Your cervix opening requires widening to pass instruments used in the procedure. Medication or insertion of various rods to gradually increase the cervix diameter will be needed.
Endometrial ablation techniques differ by the process used to eliminate the endometrium. Options comprise of:
- Electrosurgery – A slim scope is normally used to view inside the uterus. A tool passed through this scope, i.e. a wire loop, is heated to sculpt grooves in the uterine lining. Electrosurgery requires general anesthesia.
- Cryoablation - Extreme cold is normally used to make 2 or 3 ice balls, which freeze and destroy the endometrium. Real-time ultrasound enables your doctor to track the advancement of these ice balls.
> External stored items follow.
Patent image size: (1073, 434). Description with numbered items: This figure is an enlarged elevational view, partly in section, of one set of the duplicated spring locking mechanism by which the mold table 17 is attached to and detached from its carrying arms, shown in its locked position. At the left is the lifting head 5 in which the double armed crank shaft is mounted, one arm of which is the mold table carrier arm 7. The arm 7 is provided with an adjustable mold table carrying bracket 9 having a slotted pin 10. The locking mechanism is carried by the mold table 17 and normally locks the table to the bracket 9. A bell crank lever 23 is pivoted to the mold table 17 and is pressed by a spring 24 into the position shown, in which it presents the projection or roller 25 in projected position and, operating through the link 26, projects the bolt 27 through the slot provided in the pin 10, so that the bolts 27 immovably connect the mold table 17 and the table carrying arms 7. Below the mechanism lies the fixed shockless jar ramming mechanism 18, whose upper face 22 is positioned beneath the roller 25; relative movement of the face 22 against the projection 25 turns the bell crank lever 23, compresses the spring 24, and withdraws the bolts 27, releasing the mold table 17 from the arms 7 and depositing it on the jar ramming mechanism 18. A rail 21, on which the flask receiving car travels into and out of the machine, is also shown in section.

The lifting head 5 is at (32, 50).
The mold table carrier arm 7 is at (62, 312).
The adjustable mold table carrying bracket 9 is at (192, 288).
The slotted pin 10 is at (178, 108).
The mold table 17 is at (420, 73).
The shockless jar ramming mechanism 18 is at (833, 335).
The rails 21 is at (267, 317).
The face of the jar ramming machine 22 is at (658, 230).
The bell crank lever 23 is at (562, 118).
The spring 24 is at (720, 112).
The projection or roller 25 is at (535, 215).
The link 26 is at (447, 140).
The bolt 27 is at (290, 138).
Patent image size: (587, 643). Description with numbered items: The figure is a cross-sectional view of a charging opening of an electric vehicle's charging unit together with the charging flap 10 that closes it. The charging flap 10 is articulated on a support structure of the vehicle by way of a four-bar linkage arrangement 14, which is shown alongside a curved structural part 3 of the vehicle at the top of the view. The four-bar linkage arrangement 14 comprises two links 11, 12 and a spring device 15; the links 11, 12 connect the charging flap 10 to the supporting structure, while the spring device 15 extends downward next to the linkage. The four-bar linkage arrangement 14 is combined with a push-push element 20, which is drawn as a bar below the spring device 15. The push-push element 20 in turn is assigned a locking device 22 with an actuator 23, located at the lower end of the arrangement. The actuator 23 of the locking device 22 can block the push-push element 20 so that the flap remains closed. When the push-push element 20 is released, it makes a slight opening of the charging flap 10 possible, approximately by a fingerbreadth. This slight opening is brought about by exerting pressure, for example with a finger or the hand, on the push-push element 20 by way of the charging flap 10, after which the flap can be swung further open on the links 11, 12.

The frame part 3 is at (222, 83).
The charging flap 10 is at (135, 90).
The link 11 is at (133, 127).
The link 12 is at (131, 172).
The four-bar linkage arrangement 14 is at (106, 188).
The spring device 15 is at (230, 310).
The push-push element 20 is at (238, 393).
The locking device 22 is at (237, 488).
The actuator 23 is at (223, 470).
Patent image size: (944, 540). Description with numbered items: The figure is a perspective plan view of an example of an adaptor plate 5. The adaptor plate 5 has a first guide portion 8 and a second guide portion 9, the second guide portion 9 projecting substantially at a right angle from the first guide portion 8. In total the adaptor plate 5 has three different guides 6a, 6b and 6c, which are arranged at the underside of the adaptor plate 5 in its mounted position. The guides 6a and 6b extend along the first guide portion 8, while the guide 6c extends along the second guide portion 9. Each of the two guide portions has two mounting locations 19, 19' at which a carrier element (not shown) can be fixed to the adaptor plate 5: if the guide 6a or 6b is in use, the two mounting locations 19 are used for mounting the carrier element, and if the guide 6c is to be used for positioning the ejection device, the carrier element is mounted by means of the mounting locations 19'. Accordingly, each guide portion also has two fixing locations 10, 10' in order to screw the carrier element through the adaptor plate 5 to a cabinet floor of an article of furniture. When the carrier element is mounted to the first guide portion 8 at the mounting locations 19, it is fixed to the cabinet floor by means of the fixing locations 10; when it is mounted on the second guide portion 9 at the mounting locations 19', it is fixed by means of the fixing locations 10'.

Every freeze cycle lasts for six minutes, and the shape and size of the uterus determines the required cycles.
- Free-flowing hot liquid - Heated saline liquid is circulated within your uterus for almost 10 minutes. The advantages of this procedure is it can be carried out in women who have irregularly shaped uteri due to abnormal tissue development, i.e. uterine fibroids or intractivity lesions, which cause uterus distortion.
- Heated balloon - A balloon instrument is injected through the cervix and inflated using heated fluid. The process may take 2 to 10 minutes, depending on which type of balloon is used.
- Microwave - A slim wand is injected through your cervix. The wand radiates microwaves that heat your endometrial tissue. Treatment generally lasts 3 to 5 minutes.
- Radio frequency - A special tool unfurls a stretchy ablation device into your uterus. The device passes on radio frequency energy, which evaporates all endometrial tissue, after which it is removed.
After your procedure
After your procedure you may experience:
- Cramps - Menstrual-like cramps can be experienced for a couple days. Over-the-counter drugs, i.e. acetaminophen or ibuprofen, are recommended.
- Vaginal discharge - Watery discharge with blood presence may occur for a couple of weeks.
- Frequent urination – This normally happens during the first twenty-four hours after the procedure.
Endometrial ablation outlook.
Most women report successful decrease of abnormal bleeding. Half the women will cease having periods.
This procedure shouldn’t be seen as a contraceptive measure, since pregnancy may still happen to a small ration of your endometrium that has regrown or remained. Such a case can have severe issues with your pregnancy and endometrial ablation and can never be done if a woman should desire to have children in her future.